This Article is From Aug 19, 2010

North Korean Plane Crashes in China

Shanghai: A North Korean plane crashed in northern China on Tuesday, killing the pilot, the only person on board, according to China's state-run Xinhua News Agency.

Yonhap, the South Korean news agency, citing unnamed intelligence sources, said that the plane appeared to be a Soviet-era MiG-21 jet, a craft used by the North Korean Air Force, and that the pilot might have been trying to defect to Russia but lost course.

Although thousands of North Koreans have fled their repressive home country in the past decade and a half, it is highly unusual for an elite pilot to defect. A North Korean pilot flew his MiG-19 to defect to South Korea in 1983. Another North Korean pilot did the same in 1996. China's official policy is to return North Korean defectors, though in practice it allows many to stay on quietly.

Quoting an unidentified South Korean military source, Yonhap said the jet took off from an airfield in Sinuiju, a North Korean town on the far western border with China about 125 miles from the site of the crash.
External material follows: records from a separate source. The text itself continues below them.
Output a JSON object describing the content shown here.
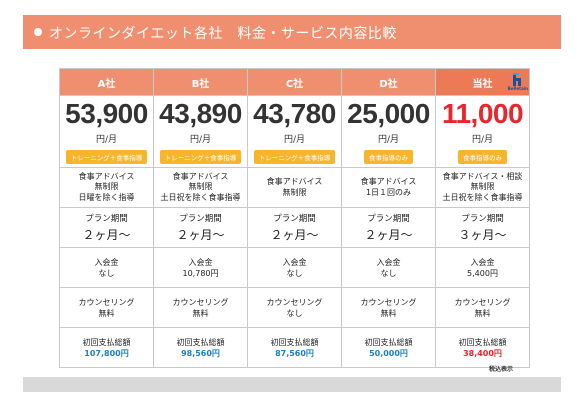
{
  "title": "オンラインダイエット各社　料金・サービス内容比較",
  "companies": [
    {
      "name": "A社",
      "price": "53,900",
      "unit": "円/月",
      "badge": "トレーニング＋食事指導",
      "advice": [
        "食事アドバイス",
        "無制限",
        "日曜を除く指導"
      ],
      "period_label": "プラン期間",
      "period": "２ヶ月〜",
      "fee_label": "入会金",
      "fee": "なし",
      "counsel_label": "カウンセリング",
      "counsel": "無料",
      "total_label": "初回支払総額",
      "total": "107,800円"
    },
    {
      "name": "B社",
      "price": "43,890",
      "unit": "円/月",
      "badge": "トレーニング＋食事指導",
      "advice": [
        "食事アドバイス",
        "無制限",
        "土日祝を除く食事指導"
      ],
      "period_label": "プラン期間",
      "period": "２ヶ月〜",
      "fee_label": "入会金",
      "fee": "10,780円",
      "counsel_label": "カウンセリング",
      "counsel": "無料",
      "total_label": "初回支払総額",
      "total": "98,560円"
    },
    {
      "name": "C社",
      "price": "43,780",
      "unit": "円/月",
      "badge": "トレーニング＋食事指導",
      "advice": [
        "食事アドバイス",
        "無制限"
      ],
      "period_label": "プラン期間",
      "period": "２ヶ月〜",
      "fee_label": "入会金",
      "fee": "なし",
      "counsel_label": "カウンセリング",
      "counsel": "なし",
      "total_label": "初回支払総額",
      "total": "87,560円"
    },
    {
      "name": "D社",
      "price": "25,000",
      "unit": "円/月",
      "badge": "食事指導のみ",
      "advice": [
        "食事アドバイス",
        "1日１回のみ"
      ],
      "period_label": "プラン期間",
      "period": "２ヶ月〜",
      "fee_label": "入会金",
      "fee": "なし",
      "counsel_label": "カウンセリング",
      "counsel": "無料",
      "total_label": "初回支払総額",
      "total": "50,000円"
    },
    {
      "name": "当社",
      "price": "11,000",
      "unit": "円/月",
      "badge": "食事指導のみ",
      "advice": [
        "食事アドバイス・相談",
        "無制限",
        "土日祝を除く食事指導"
      ],
      "period_label": "プラン期間",
      "period": "３ヶ月〜",
      "fee_label": "入会金",
      "fee": "5,400円",
      "counsel_label": "カウンセリング",
      "counsel": "無料",
      "total_label": "初回支払総額",
      "total": "38,400円",
      "logo_text": "BeRetain"
    }
  ],
  "note": "税込表示",
  "colors": {
    "header": "#f08f6f",
    "badge": "#f7b52b",
    "total_blue": "#1a7fc4",
    "highlight_red": "#e8262b"
  }
}
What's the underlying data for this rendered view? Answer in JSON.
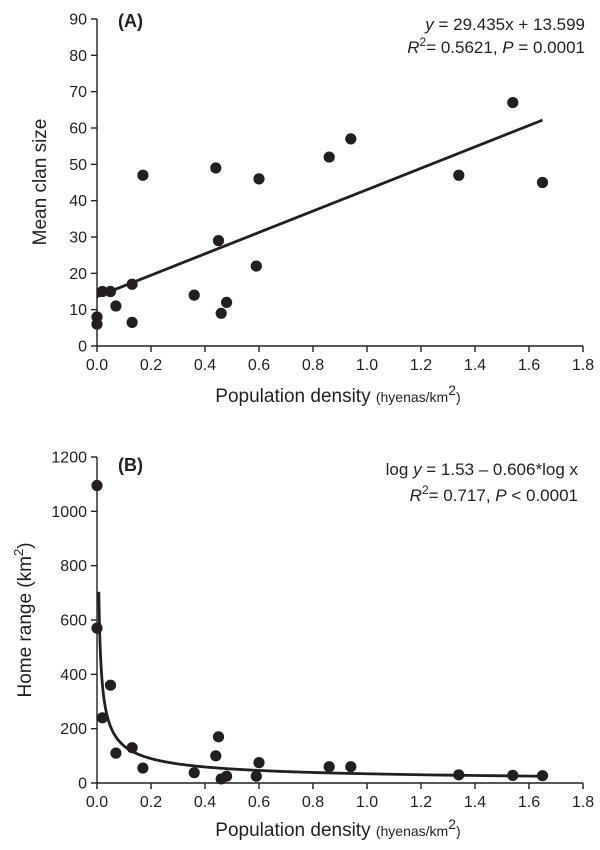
{
  "chart_data": [
    {
      "type": "scatter",
      "panel_label": "(A)",
      "xlabel": "Population density",
      "xlabel_unit": "(hyenas/km2)",
      "ylabel": "Mean clan size",
      "xlim": [
        0,
        1.8
      ],
      "ylim": [
        0,
        90
      ],
      "xticks": [
        "0.0",
        "0.2",
        "0.4",
        "0.6",
        "0.8",
        "1.0",
        "1.2",
        "1.4",
        "1.6",
        "1.8"
      ],
      "yticks": [
        "0",
        "10",
        "20",
        "30",
        "40",
        "50",
        "60",
        "70",
        "80",
        "90"
      ],
      "annotation": {
        "line1": "y = 29.435x + 13.599",
        "line2": "R2= 0.5621, P = 0.0001"
      },
      "fit": {
        "kind": "linear",
        "slope": 29.435,
        "intercept": 13.599,
        "x_range": [
          0.0,
          1.65
        ]
      },
      "points": [
        {
          "x": 0.0,
          "y": 8
        },
        {
          "x": 0.0,
          "y": 6
        },
        {
          "x": 0.02,
          "y": 15
        },
        {
          "x": 0.05,
          "y": 15
        },
        {
          "x": 0.07,
          "y": 11
        },
        {
          "x": 0.13,
          "y": 17
        },
        {
          "x": 0.13,
          "y": 6.5
        },
        {
          "x": 0.17,
          "y": 47
        },
        {
          "x": 0.36,
          "y": 14
        },
        {
          "x": 0.44,
          "y": 49
        },
        {
          "x": 0.45,
          "y": 29
        },
        {
          "x": 0.46,
          "y": 9
        },
        {
          "x": 0.48,
          "y": 12
        },
        {
          "x": 0.59,
          "y": 22
        },
        {
          "x": 0.6,
          "y": 46
        },
        {
          "x": 0.86,
          "y": 52
        },
        {
          "x": 0.94,
          "y": 57
        },
        {
          "x": 1.34,
          "y": 47
        },
        {
          "x": 1.54,
          "y": 67
        },
        {
          "x": 1.65,
          "y": 45
        }
      ]
    },
    {
      "type": "scatter",
      "panel_label": "(B)",
      "xlabel": "Population density",
      "xlabel_unit": "(hyenas/km2)",
      "ylabel": "Home range (km2)",
      "xlim": [
        0,
        1.8
      ],
      "ylim": [
        0,
        1200
      ],
      "xticks": [
        "0.0",
        "0.2",
        "0.4",
        "0.6",
        "0.8",
        "1.0",
        "1.2",
        "1.4",
        "1.6",
        "1.8"
      ],
      "yticks": [
        "0",
        "200",
        "400",
        "600",
        "800",
        "1000",
        "1200"
      ],
      "annotation": {
        "line1": "log y = 1.53 – 0.606*log x",
        "line2": "R2= 0.717, P < 0.0001"
      },
      "fit": {
        "kind": "power",
        "log10_intercept": 1.53,
        "exponent": -0.606,
        "x_range": [
          0.0067,
          1.65
        ]
      },
      "points": [
        {
          "x": 0.0,
          "y": 1095
        },
        {
          "x": 0.0,
          "y": 570
        },
        {
          "x": 0.02,
          "y": 240
        },
        {
          "x": 0.05,
          "y": 360
        },
        {
          "x": 0.07,
          "y": 110
        },
        {
          "x": 0.13,
          "y": 130
        },
        {
          "x": 0.17,
          "y": 55
        },
        {
          "x": 0.36,
          "y": 38
        },
        {
          "x": 0.44,
          "y": 100
        },
        {
          "x": 0.45,
          "y": 170
        },
        {
          "x": 0.46,
          "y": 15
        },
        {
          "x": 0.48,
          "y": 25
        },
        {
          "x": 0.59,
          "y": 25
        },
        {
          "x": 0.6,
          "y": 75
        },
        {
          "x": 0.86,
          "y": 60
        },
        {
          "x": 0.94,
          "y": 60
        },
        {
          "x": 1.34,
          "y": 30
        },
        {
          "x": 1.54,
          "y": 28
        },
        {
          "x": 1.65,
          "y": 27
        }
      ]
    }
  ]
}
Xinhua said the plane crashed into a house in a rural area of Liaoning Province, which borders North Korea. The Chinese report, which described the crash as an accident, said that no one on the ground was killed or injured.

Cao Yunjuan, a 54-year-old farmer in Fushun County, where the crash occurred, said she saw the plane going down but that she heard no explosion. "Around 3 p.m. yesterday, I saw a small plane going down and soon it disappeared from my view," she said in a telephone interview on Wednesday. "There was no blast, though."

Ms. Cao said that she lived less than a mile from the crash site and that she and other villagers went to see the wreckage before the area was cordoned off by the police. Many saw a North Korean emblem on the plane's tail. Photographs of what appear to be the crash site show a North Korean star on the wreckage.

Xinhua said China was in communication with North Korea about the crash.